How To Become A Successful Songwriter


An aspiring young man approached me the other day. "You had so many top hits," he said. "Since you gave up writing pop songs for good you could reveal now your secret of success to me." I didn't know how to answer, because - honest to God - I never had a secret of success. My spontaneous answer was: "Keep writing songs and polish the lyrics until you enjoy singing them". Admittedly that is no guarantee for success. It is a good beginning, though, to write what you love to sing. Difficult enough but still the easy part. The bad news is that songwriting is a craft that must be learned and mastered. Anyway, start by writing a lot. You will get better. Learn from great songs, find out what you like about them and try to create something similar. And when you feel you can do it, aim for the charts. In doing so, you may find it useful to check my

Seven Points For The Highly Successful Songwriter:
1) Basic idea: You must tell something worth telling. A conventional way to say I love you is not an idea. Try something new, something different. Think of a situation, strange circumstances, a story.
2) Catch line: A phrase that expresses your idea in a nutshell in an original or popular way. Again, try to find something original.
3) Structure: Like a story (and the best songs are actually stories) a good song must have a beginning, a middle and and an end; a great song has a surprising turn towards the ending.
4) Hook: Anything that is memorable, such as a repeated key line, a silly word, even a cry.

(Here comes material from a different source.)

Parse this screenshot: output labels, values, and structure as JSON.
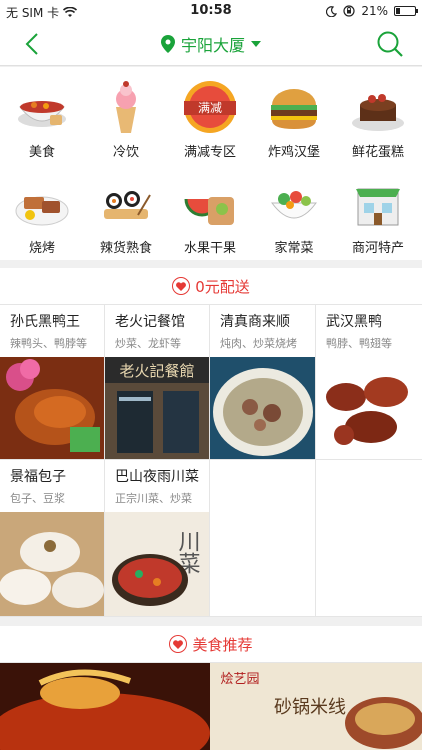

5) Relevance: Great songs are expressions of the zeitgeist, putting into words and music what people think, sense, long for; not necessarily journalistic observations, rather the way how your generation talks about love, relationships, daily problems.
6) Context: Your song must fit into the current charts; study your competition but don't just copy what's already out there; the trick is to add 10 to 20 percent originality to what people already love.
7) Sting: Add something, anything to your song that makes people listen up because it is kind of provocative - a word you usually don't hear in a song or a never-heard-before sound.